Someone sent me a link to this Washington Post article about an experiment where Joshua Bell, ‘one of the world’s greatest musicians’, played his Stradivarius in Washington DC metro station during the morning rush hour. The gist of the article is that most people ignored him, even though people had paid $100 to hear him play sell out concerts the week before. The article is interesting because it raises lots of questions about how we perceive excellence, about when we’re ready to be attentive to art and about how the experience of being ignored can undermine even the most brilliant performers!
There’s also a question about what pearls we miss when we’re not attentive, when we’re busy and ‘focused’. I guess I’m also curious about the beauty that’s available for discovery in unexpected places.
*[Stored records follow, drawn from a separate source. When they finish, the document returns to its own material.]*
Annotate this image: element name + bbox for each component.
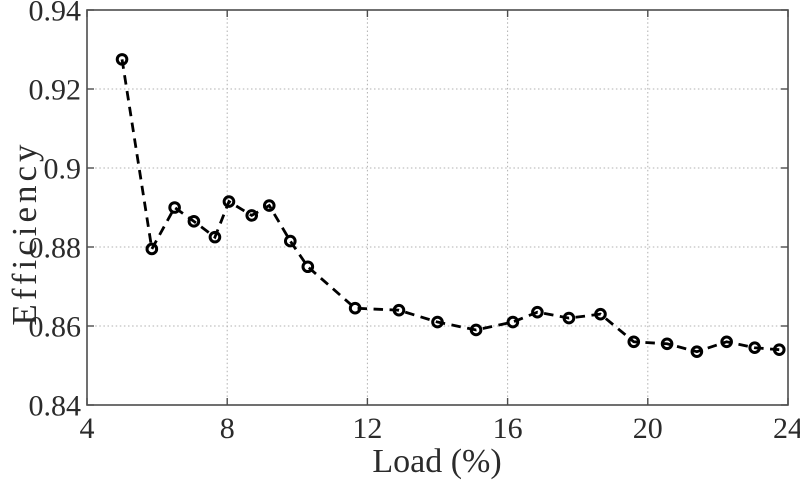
data-point-marker [594, 307, 607, 321]
data-point-marker [208, 230, 222, 244]
data-point-marker [115, 53, 129, 66]
data-point-marker [283, 234, 297, 248]
data-point-marker [262, 199, 276, 212]
plot-border [86, 9, 789, 406]
data-point-marker [168, 201, 181, 214]
data-point-marker [301, 260, 315, 274]
y-tick-label: 0.88 [29, 232, 82, 265]
y-tick-label: 0.9 [44, 153, 82, 186]
data-point-marker [187, 215, 201, 228]
data-point-marker [627, 335, 641, 349]
x-tick-label: 4 [80, 412, 95, 445]
data-point-marker [720, 335, 733, 349]
x-tick-label: 20 [633, 412, 663, 445]
data-point-marker [469, 323, 483, 337]
x-tick-label: 12 [352, 412, 382, 445]
data-point-marker [392, 303, 406, 317]
y-tick-label: 0.92 [29, 74, 82, 107]
data-point-marker [245, 209, 259, 222]
x-tick-label: 16 [493, 412, 523, 445]
data-point-marker [660, 337, 674, 351]
y-axis-label: Efficiency [5, 140, 44, 326]
x-tick-label: 24 [773, 412, 800, 445]
data-point-marker [690, 345, 704, 358]
data-point-marker [348, 301, 362, 315]
y-tick-label: 0.94 [29, 0, 82, 28]
data-line [120, 59, 780, 354]
data-point-marker [431, 315, 444, 329]
y-tick-label: 0.86 [29, 311, 82, 344]
data-point-marker [772, 343, 786, 357]
y-tick-label: 0.84 [29, 390, 82, 423]
data-point-marker [145, 242, 159, 256]
data-point-marker [222, 195, 236, 208]
data-point-marker [748, 341, 762, 355]
data-point-marker [562, 311, 576, 325]
x-axis-label: Load (%) [372, 443, 502, 480]
data-point-marker [531, 305, 544, 319]
data-point-marker [506, 315, 520, 329]
x-tick-label: 8 [220, 412, 235, 445]
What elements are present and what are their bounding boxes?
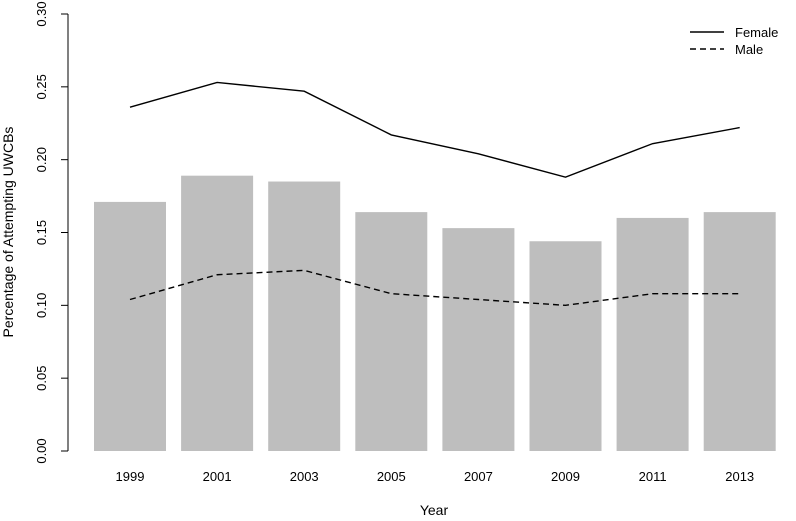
y-tick-label: 0.00 xyxy=(34,438,49,463)
bar-2011 xyxy=(616,217,689,451)
bar-1999 xyxy=(94,201,166,451)
y-tick-label: 0.20 xyxy=(34,147,49,172)
x-tick-label: 2007 xyxy=(464,469,493,484)
legend-label-female: Female xyxy=(735,25,778,40)
bar-2009 xyxy=(529,241,602,451)
x-tick-label: 2005 xyxy=(377,469,406,484)
y-axis-title: Percentage of Attempting UWCBs xyxy=(0,127,16,338)
y-tick-label: 0.15 xyxy=(34,220,49,245)
line-female xyxy=(129,81,740,178)
bar-2005 xyxy=(355,212,428,451)
bar-2013 xyxy=(703,212,776,451)
bar-2001 xyxy=(181,175,254,451)
y-tick-label: 0.30 xyxy=(34,1,49,26)
y-tick-label: 0.10 xyxy=(34,293,49,318)
y-tick-label: 0.05 xyxy=(34,366,49,391)
x-tick-label: 2011 xyxy=(639,469,667,484)
bar-2007 xyxy=(442,228,515,451)
bars-group xyxy=(94,175,776,451)
x-tick-label: 2009 xyxy=(551,469,580,484)
x-axis: 1999 2001 2003 2005 2007 2009 2011 2013 xyxy=(116,469,755,484)
legend-label-male: Male xyxy=(735,42,763,57)
x-axis-title: Year xyxy=(420,502,449,518)
y-tick-label: 0.25 xyxy=(34,74,49,99)
line-male xyxy=(129,269,740,307)
x-tick-label: 2001 xyxy=(203,469,232,484)
lines-group xyxy=(129,81,740,307)
x-tick-label: 1999 xyxy=(116,469,145,484)
x-tick-label: 2013 xyxy=(725,469,754,484)
x-tick-label: 2003 xyxy=(290,469,319,484)
bar-2003 xyxy=(268,181,341,451)
legend: Female Male xyxy=(690,25,778,57)
y-axis: 0.00 0.05 0.10 0.15 0.20 0.25 0.30 xyxy=(34,1,69,464)
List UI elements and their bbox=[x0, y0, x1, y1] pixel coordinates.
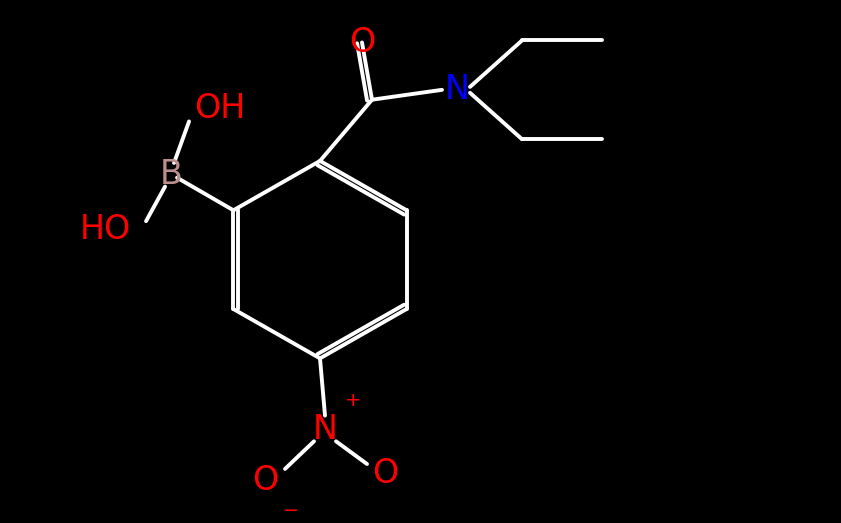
Text: −: − bbox=[283, 501, 299, 519]
Text: N: N bbox=[445, 73, 469, 106]
Text: +: + bbox=[345, 391, 362, 410]
Text: HO: HO bbox=[80, 212, 131, 245]
Text: OH: OH bbox=[194, 92, 246, 125]
Text: O: O bbox=[251, 464, 278, 497]
Text: O: O bbox=[372, 458, 398, 491]
Text: N: N bbox=[313, 413, 337, 446]
Text: B: B bbox=[160, 158, 182, 191]
Text: O: O bbox=[349, 26, 375, 59]
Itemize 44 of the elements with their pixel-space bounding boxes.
Having just toured Casadh Arís in Baile Bhúirne, in a secondary school in An RInn, and in a new theatre space in An Daingean, I’d love to make work that’s an unexpected delight. Because people in rural areas in Ireland don’t see contemporary work so often, the nature of it is unexpected to them, perhaps a little puzzling. But the response to Casadh Arís has been positive, generous, inquisitive and eager. And that delights me.
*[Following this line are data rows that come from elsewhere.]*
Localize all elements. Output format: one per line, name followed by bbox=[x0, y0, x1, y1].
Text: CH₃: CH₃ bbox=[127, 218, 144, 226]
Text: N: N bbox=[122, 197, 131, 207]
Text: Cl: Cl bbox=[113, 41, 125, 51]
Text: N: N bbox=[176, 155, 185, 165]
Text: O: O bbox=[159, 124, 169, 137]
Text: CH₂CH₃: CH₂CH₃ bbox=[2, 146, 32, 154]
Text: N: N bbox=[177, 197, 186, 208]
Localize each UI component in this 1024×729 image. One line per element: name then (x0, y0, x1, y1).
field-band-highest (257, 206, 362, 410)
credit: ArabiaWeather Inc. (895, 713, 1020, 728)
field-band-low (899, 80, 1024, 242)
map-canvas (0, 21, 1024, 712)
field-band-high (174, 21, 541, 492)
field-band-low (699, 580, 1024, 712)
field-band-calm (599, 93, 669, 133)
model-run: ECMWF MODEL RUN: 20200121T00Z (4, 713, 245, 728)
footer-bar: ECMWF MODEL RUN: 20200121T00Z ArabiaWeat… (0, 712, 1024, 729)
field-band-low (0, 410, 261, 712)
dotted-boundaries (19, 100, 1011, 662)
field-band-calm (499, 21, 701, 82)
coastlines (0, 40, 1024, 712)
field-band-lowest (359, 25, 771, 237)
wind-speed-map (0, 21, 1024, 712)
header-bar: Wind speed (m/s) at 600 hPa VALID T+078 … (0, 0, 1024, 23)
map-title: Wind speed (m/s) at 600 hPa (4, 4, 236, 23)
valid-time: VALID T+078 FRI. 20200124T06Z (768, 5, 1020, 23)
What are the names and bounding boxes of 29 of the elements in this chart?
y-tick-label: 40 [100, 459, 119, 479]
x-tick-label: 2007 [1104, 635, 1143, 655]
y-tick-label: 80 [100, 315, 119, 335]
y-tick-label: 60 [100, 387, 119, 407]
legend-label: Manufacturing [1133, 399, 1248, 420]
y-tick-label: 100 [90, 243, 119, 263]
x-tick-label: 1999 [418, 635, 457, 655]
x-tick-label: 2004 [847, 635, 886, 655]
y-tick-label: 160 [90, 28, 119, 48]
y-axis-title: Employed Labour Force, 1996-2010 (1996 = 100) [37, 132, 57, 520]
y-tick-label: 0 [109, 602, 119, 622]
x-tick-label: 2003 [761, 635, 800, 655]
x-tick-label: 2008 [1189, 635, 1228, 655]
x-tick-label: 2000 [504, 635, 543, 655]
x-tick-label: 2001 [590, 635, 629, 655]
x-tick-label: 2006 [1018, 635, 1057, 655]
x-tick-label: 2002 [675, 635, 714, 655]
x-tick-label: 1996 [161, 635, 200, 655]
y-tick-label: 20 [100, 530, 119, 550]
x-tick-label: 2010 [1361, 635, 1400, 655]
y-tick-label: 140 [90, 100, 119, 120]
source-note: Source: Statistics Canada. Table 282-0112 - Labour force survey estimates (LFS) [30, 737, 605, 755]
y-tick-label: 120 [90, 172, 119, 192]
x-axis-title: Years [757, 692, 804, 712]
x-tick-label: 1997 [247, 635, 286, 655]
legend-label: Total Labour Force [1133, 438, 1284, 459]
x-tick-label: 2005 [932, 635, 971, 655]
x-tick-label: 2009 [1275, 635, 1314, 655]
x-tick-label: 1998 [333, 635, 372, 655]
This aspiration to be an unexpected delight does betray something about me and about how I see my work. I don’t see it as a take-it-for-granted-it’s-fabulous-extravaganza and you could say that my image of creeping into the consciousness of others rather than demanding their attention betrays a lack of confidence. But there is also a kind of resilience and maybe courage implied in putting my work in places where a positive reception isn’t guaranteed or accorded by context or by convention. The creeping is also a determination not to accept being kept in one place and to surprise by crossing boundaries – stealthily but inexorably.